08.11.2010
Deux femmes des Pays Baltes : Sofi Oksanen et Sandra Kalniete

La lecture de Purge de Sofi Oksanen m’a bien sûr énormément plu, par delà ce roman j’ai voulu en savoir un peu plus sur cette histoire des Pays Baltes, le livre de Sandra Kalniete" En escarpins dans les neiges de Sibérie" est venu m’éclairer et du même coup apporter un complément bienvenu au livre de Sofi Oksanen.
Deux petits pays qui ont vécu des tourments identiques et ont retrouvé leur liberté au début des années 90. Ce que Sofi Oksanen a si bien su rendre dans son roman qui se déroule en Estonie trouve un écho très fort dans le récit familial de Sandra Kalniete qui lui vient de Lettonie.

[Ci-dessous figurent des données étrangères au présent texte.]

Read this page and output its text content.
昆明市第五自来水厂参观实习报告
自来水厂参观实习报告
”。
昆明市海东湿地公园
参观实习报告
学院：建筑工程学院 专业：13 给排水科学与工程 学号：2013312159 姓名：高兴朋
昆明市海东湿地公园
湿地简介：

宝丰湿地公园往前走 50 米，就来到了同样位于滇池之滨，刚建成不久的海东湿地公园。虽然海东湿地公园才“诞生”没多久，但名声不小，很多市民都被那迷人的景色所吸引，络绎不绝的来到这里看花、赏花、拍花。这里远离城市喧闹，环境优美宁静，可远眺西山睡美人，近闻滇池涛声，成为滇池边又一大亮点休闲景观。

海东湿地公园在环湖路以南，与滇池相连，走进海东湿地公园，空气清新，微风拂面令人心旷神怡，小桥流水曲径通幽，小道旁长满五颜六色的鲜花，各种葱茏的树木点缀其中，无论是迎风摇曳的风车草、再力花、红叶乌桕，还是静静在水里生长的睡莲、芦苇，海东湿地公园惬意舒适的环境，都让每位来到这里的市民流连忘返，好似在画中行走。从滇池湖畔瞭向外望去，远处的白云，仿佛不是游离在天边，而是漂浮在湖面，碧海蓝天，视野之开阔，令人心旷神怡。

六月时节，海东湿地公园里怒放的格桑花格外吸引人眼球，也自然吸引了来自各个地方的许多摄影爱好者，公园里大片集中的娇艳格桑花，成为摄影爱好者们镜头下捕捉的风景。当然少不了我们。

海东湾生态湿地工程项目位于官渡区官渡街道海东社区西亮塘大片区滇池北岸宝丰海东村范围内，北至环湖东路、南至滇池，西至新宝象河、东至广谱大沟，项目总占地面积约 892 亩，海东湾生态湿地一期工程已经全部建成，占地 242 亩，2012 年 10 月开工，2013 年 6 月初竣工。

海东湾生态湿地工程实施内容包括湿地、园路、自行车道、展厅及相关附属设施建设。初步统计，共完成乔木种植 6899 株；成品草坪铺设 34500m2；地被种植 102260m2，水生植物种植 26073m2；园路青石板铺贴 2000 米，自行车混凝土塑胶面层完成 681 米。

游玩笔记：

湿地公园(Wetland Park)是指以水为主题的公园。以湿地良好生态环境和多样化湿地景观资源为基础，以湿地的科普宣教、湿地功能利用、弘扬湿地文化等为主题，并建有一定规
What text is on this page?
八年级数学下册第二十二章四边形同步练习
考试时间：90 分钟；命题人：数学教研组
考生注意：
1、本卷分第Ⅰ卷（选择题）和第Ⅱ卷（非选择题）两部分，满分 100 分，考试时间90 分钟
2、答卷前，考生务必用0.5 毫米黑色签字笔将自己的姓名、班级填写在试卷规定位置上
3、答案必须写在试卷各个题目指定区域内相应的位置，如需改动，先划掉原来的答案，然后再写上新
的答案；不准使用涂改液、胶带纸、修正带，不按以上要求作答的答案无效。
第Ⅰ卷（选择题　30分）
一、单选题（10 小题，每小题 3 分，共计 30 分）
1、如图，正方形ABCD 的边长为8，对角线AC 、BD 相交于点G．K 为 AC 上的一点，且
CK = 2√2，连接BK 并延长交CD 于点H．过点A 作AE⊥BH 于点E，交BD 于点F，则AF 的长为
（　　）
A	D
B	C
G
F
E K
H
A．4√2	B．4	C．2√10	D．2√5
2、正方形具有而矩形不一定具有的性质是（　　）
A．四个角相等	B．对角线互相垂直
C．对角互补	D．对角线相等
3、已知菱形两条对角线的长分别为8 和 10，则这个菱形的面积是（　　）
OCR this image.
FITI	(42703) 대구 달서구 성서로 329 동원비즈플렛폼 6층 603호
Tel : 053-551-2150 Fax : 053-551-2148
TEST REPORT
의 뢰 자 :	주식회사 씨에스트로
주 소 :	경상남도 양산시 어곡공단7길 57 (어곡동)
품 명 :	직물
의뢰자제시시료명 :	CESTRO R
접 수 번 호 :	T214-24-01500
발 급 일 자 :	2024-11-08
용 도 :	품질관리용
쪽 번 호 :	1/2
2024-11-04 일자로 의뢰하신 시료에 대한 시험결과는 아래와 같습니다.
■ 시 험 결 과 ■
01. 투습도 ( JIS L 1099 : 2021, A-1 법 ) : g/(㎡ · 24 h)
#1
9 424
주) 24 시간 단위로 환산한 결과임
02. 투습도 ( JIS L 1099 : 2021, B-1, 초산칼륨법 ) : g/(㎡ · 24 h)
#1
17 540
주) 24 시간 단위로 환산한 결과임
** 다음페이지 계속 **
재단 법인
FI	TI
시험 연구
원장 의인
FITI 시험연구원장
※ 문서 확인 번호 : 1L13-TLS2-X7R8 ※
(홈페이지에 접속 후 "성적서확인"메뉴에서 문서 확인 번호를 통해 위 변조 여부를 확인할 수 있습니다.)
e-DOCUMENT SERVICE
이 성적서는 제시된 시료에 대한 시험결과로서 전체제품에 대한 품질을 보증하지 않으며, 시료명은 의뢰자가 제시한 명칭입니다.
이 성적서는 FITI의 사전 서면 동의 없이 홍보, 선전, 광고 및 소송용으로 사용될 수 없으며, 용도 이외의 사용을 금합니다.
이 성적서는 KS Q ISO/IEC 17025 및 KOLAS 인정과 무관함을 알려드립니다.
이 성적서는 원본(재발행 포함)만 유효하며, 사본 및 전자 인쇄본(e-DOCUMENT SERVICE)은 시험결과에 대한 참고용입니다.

Pour mieux comprendre ce qui s’est passé dans ces pays une carte des années 20 qui montre les deux pays pris en étau entre l’Allemagne belliqueuse et expansionniste et la Russie soviétique prête à faire main basse sur la Pologne, la Finlande et les Pays Baltes
La Lettonie connaît quelques années d’indépendance pendant lesquelles le niveau de vie croît, la vie est douce, la jeunesse studieuse (le plus fort taux d’étudiants de l’Europe de cette période).
La signature du Pacte Germano-Soviétique va marquer la fin de cette indépendance et pendant 50 ans les Pays Baltes vont connaître invasions barbares et oppression politique sous le joug communiste.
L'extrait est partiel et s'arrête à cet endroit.